After quite a bit of debugging (confused by the fact that creating a custom agent using osbuilder was behaving differently due to newer code :), I think the minimal fix is the following but I'd like your thoughts on this:

diff --git a/container.go b/container.go
index 3c12f23..981b3cb 100644
--- a/container.go
+++ b/container.go
@@ -677,6 +677,11 @@ func (c *Container) kill(signal syscall.Signal, all bool) error {
                return c.setContainerState(StateStopped)
        }

+       if state.State == StateStopped {
+               // already shutdown
+               return nil
+       }
+
        if state.State != StateRunning {
                return fmt.Errorf("Container not running, impossible to signal the container")
        }

It also looks like I'm also going to have to rework #483 to change the way DeletePod() works due to recent vc + agent changes. I can't wait for the (pod-specific) proxy instance to exit any more due to https://github.com/clearcontainers/agent/commit/25e604732f8ef2b3d8d207681eff06a3b57d4b54 so will either need to tell it to shutdown from vc, or just kill it (but not wait as vc/runtime won't be the parent and cannot therefore handle the scenario as the non-parent wait options won't work reliably in this scenario).

jodh-intel commented 6 years ago

It looks like the above patch is somehow miraculously no longer needed. Re-testing by re-vendoring the latest virtcontainers changes into the latest runtime with my vc changes on top and using the latest agent via osbuilder, it now all works!
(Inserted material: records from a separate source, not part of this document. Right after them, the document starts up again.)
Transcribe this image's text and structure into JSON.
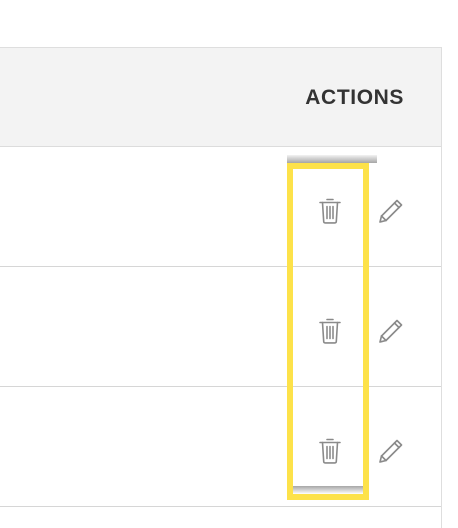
{
  "table": {
    "header": {
      "actions_label": "ACTIONS"
    },
    "rows": [
      {
        "actions": [
          "trash-icon",
          "pencil-icon"
        ]
      },
      {
        "actions": [
          "trash-icon",
          "pencil-icon"
        ]
      },
      {
        "actions": [
          "trash-icon",
          "pencil-icon"
        ]
      }
    ]
  },
  "colors": {
    "header_background": "#f3f3f3",
    "header_text": "#333333",
    "icon": "#8a8a8a",
    "row_divider": "#d6d6d6",
    "highlight": "#fde24a"
  }
}
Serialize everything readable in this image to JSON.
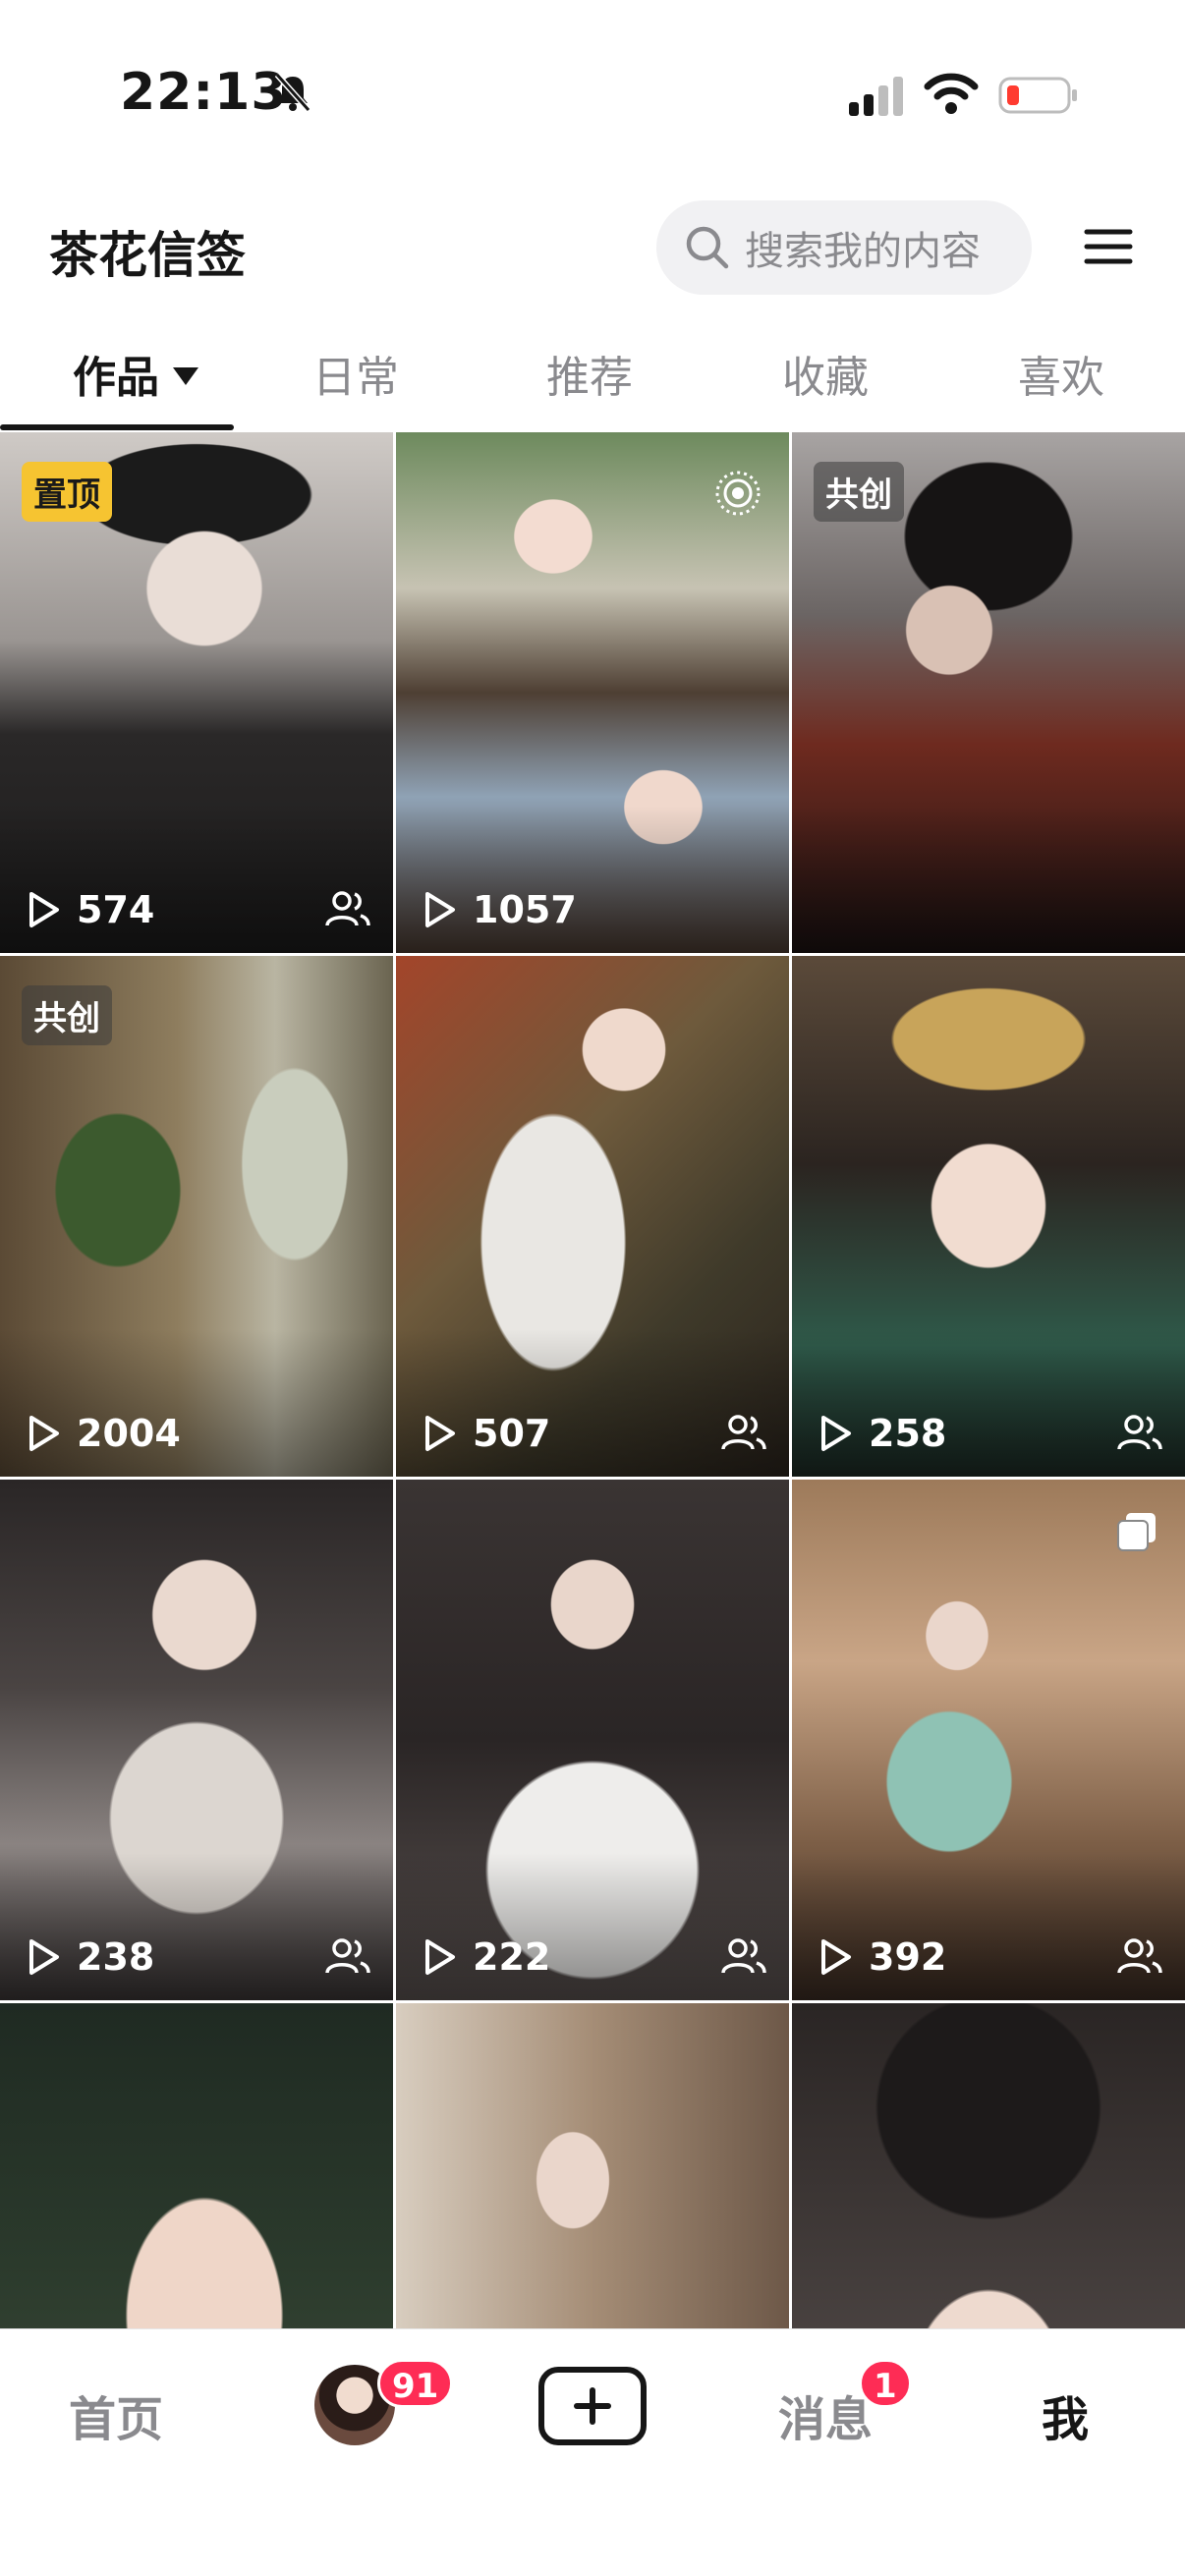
{
  "status_bar": {
    "time": "22:13"
  },
  "header": {
    "title": "茶花信签",
    "search": {
      "placeholder": "搜索我的内容"
    }
  },
  "tabs": [
    {
      "label": "作品"
    },
    {
      "label": "日常"
    },
    {
      "label": "推荐"
    },
    {
      "label": "收藏"
    },
    {
      "label": "喜欢"
    }
  ],
  "videos": [
    {
      "plays": "574",
      "badge": "置顶"
    },
    {
      "plays": "1057"
    },
    {
      "badge": "共创"
    },
    {
      "plays": "2004",
      "badge": "共创"
    },
    {
      "plays": "507"
    },
    {
      "plays": "258"
    },
    {
      "plays": "238"
    },
    {
      "plays": "222"
    },
    {
      "plays": "392"
    },
    {},
    {},
    {}
  ],
  "bottom_nav": {
    "home": "首页",
    "friends_badge": "91",
    "messages": "消息",
    "messages_badge": "1",
    "me": "我"
  },
  "colors": {
    "accent_red": "#fe2c55",
    "pin_badge": "#f6c431"
  }
}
I can only assume there was some cruft left over somewhere when I was testing the changes at the runtime level. Or fairy dust, cosmic rays, pixies or trolls. Or aliens.

Closing now that https://github.com/containers/virtcontainers/pull/483 is behaving.

jodh-intel commented 6 years ago

:alien::alien::alien::alien::alien::alien::alien::alien::alien::alien::alien::alien::alien::alien::alien::alien::alien::alien::alien::alien::alien::alien::alien::alien::alien::alien::alien::alien::alien::alien::alien::alien::alien::alien::alien::alien::alien::alien::alien::alien::alien::alien::alien::alien::alien::alien::alien::alien::alien::alien::alien::alien::alien::alien::alien::alien::alien::alien::alien::alien::alien::alien::alien::alien::alien::alien:

mcastelino commented 6 years ago

@jodh-intel do we still need to rebuild the image?